The agreement came after a second straight losing season and two days of discussions with owner Mike Brown. Lewis has the second-longest active coaching tenure in the NFL, behind Bill Belichick’s 18 seasons with New England.
Unlike Belichick, who has won five Super Bowls and made two other appearances in the title game, Lewis is 0-7 in the playoffs, the worst such coaching record in NFL history. The Bengals have yet to win a playoff game since the 1990 season, the sixth-longest streak of futility in league history.
Gruden shows interest in Raiders head coaching job
ALAMEDA, Calif. — Jon Gruden says he hopes he’s a candidate to return for a second stint as coach of the Oakland Raiders and believes a final decision will be made next week.
Gruden made his most specific comments in an interview Tuesday with the Bay Area News Group about the opening in Oakland created when the Raiders fired Jack Del Rio following a disappointing six-win season.
Gruden said that he understands interviews will be conducted this week.
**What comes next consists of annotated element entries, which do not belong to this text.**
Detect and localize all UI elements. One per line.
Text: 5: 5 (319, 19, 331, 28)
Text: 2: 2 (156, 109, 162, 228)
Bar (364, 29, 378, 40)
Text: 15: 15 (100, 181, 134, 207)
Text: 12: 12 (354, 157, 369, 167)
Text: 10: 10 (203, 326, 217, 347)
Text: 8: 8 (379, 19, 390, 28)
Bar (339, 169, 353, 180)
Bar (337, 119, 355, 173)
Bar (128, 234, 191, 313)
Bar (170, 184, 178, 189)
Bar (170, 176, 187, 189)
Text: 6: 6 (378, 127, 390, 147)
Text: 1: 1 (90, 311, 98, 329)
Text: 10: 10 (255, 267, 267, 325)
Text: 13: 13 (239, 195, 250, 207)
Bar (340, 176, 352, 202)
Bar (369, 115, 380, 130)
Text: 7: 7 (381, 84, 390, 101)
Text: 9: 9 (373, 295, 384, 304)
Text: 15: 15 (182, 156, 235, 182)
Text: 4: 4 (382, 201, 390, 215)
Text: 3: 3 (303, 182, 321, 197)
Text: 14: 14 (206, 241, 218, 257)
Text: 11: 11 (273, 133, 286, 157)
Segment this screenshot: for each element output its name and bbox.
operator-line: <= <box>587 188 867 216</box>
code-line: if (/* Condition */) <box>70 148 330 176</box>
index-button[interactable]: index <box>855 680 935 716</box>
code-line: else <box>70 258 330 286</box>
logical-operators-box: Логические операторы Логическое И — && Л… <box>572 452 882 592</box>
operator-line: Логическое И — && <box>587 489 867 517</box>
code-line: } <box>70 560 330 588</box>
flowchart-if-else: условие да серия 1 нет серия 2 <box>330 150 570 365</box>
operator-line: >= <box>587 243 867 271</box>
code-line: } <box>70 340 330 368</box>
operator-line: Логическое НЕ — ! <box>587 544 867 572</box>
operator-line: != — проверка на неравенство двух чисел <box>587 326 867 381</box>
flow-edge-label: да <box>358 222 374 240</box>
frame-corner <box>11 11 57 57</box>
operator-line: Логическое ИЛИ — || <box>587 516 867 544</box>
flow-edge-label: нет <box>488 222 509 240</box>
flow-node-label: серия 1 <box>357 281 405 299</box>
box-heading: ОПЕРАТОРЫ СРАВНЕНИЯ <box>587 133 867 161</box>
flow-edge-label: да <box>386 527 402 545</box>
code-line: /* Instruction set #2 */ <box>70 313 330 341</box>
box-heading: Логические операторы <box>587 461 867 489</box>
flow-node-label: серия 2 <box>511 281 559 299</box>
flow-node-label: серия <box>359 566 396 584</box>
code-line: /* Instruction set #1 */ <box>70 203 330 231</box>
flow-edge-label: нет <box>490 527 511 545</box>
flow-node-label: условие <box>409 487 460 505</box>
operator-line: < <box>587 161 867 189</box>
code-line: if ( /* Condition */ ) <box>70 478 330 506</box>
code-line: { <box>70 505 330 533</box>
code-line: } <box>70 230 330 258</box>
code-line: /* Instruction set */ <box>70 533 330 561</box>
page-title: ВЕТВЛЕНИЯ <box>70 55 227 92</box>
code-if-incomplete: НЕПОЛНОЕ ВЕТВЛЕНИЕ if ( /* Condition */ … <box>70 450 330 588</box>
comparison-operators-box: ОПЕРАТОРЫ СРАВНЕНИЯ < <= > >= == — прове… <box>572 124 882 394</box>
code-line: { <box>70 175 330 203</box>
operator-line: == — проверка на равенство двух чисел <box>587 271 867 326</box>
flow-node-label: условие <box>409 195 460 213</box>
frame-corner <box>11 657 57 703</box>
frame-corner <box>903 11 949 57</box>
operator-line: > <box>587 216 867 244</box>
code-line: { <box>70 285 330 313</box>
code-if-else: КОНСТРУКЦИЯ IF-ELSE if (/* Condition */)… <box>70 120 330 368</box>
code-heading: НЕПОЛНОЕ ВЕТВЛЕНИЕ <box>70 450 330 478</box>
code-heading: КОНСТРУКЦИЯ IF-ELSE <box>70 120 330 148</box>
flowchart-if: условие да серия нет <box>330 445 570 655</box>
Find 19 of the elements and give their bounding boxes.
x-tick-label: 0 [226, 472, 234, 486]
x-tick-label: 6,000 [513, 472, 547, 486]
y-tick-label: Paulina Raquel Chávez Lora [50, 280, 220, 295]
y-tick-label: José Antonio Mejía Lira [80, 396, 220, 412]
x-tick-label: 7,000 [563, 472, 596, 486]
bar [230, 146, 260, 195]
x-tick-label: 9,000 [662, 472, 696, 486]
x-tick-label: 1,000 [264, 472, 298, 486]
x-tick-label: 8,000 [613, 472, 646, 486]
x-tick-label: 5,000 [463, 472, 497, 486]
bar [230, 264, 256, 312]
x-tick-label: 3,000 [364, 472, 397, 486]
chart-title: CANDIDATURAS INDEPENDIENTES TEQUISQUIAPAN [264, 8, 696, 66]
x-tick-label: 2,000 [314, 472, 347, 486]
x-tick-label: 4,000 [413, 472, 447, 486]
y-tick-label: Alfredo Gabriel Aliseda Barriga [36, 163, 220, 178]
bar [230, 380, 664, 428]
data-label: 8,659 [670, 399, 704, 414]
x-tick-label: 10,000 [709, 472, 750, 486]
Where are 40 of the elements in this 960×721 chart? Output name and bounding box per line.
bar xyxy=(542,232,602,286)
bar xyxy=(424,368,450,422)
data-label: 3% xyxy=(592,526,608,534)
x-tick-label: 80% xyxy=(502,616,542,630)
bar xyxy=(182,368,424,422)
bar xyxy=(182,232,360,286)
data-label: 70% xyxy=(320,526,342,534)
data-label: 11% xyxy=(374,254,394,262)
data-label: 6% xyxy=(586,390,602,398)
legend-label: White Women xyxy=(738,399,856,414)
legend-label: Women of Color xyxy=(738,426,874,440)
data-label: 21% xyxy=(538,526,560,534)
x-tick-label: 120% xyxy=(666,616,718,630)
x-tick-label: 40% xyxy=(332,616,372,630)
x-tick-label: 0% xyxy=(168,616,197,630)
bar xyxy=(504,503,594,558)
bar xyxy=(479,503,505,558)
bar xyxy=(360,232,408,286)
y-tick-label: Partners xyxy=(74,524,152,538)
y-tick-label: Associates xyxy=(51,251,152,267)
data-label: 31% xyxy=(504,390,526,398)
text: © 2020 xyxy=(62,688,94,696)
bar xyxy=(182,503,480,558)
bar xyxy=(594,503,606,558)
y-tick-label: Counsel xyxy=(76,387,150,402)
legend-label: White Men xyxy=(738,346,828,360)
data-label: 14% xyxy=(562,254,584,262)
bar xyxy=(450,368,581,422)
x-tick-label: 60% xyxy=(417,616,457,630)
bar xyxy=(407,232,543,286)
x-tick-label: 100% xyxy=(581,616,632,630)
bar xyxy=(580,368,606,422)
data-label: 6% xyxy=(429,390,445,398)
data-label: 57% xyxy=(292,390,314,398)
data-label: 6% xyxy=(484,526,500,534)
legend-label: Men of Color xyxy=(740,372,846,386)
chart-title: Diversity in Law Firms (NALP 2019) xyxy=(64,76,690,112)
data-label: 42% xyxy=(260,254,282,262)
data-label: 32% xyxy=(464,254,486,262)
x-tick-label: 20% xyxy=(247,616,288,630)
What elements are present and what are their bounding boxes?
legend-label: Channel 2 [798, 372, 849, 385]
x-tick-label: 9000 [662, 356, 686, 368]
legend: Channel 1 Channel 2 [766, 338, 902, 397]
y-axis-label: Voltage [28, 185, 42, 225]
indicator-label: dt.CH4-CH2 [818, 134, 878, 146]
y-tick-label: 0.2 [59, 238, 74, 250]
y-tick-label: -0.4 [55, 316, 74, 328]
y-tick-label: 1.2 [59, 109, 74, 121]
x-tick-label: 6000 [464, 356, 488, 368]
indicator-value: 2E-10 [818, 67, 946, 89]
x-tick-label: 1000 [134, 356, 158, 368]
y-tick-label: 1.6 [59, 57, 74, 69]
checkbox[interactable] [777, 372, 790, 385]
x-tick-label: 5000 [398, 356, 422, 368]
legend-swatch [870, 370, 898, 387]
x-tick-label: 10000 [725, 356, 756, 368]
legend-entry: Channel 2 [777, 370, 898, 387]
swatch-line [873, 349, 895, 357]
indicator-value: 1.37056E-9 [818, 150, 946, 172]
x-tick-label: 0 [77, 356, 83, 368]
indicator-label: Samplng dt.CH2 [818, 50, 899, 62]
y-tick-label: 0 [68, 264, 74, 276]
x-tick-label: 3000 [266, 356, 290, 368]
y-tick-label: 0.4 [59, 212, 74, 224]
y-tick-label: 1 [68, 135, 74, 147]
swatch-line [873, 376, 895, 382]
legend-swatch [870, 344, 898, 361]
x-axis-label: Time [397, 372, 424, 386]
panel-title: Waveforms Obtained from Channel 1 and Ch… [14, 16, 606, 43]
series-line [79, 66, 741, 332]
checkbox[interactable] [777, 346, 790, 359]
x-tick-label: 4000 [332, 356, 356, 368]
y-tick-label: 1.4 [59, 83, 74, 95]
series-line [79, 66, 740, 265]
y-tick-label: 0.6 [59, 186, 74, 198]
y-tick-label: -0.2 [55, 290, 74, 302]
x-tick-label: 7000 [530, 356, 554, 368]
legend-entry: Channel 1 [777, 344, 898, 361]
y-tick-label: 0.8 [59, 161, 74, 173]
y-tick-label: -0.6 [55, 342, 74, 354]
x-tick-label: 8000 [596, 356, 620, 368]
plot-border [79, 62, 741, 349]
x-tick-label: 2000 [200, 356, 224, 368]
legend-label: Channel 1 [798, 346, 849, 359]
When asked if he was a candidate he responded: “Well, I think I am being considered, yes. I hope I’m a candidate.”
The Raiders are not commenting on the search beyond a statement issued Sunday night from owner Mark Davis thanking Del Rio for his tenure.
Bills fans flooding Dalton’s foundation with donations
CINCINNATI — Giddy Buffalo fans are making a surge in donations to Andy Dalton’s foundation, their way of thanking the Bengals quarterback for his role in the Bills’ long-awaited playoff appearance.
Dalton’s foundation reported Tuesday it has received more than $170,000 in donations since the Bengals beat the Ravens 31-27 on Sunday . Dalton threw a 49-yard touchdown pass with 44 seconds left to eliminate the Ravens and open a spot for the Bills.
The Bills got the final AFC wild-card berth and ended their 17-year postseason drought, the longest among North America’s four major professional sports.
Bills fans are thanking Dalton by donating to his foundation. He was surprised and thankful for the reaction by Bills fans.
“I think I’m the hottest guy in Buffalo right now,” Dalton said Monday. “According to my Twitter, I think everybody’s loving us right now. Obviously that’s a crazy fan base and they’re all pretty excited.”
Dalton posted a video on his Twitter account Tuesday expressing his gratitude, explaining his foundation’s work and encouraging more donations.
“Let’s keep it going,” he said.
While the Bills’ long streak of playoff futility is over, the Bengals’ streak continues. They haven’t won a playoff game since the 1990 season, the sixth-longest streak of postseason futility in NFL history. They’ve lost all seven of their playoff games since that season, including an NFL-record five straight first-round defeats from 2011-15.
The Bengals missed out on the playoffs for a second straight season, going 7-9 . They won their last two games, knocking the Lions and Ravens out of the playoff race.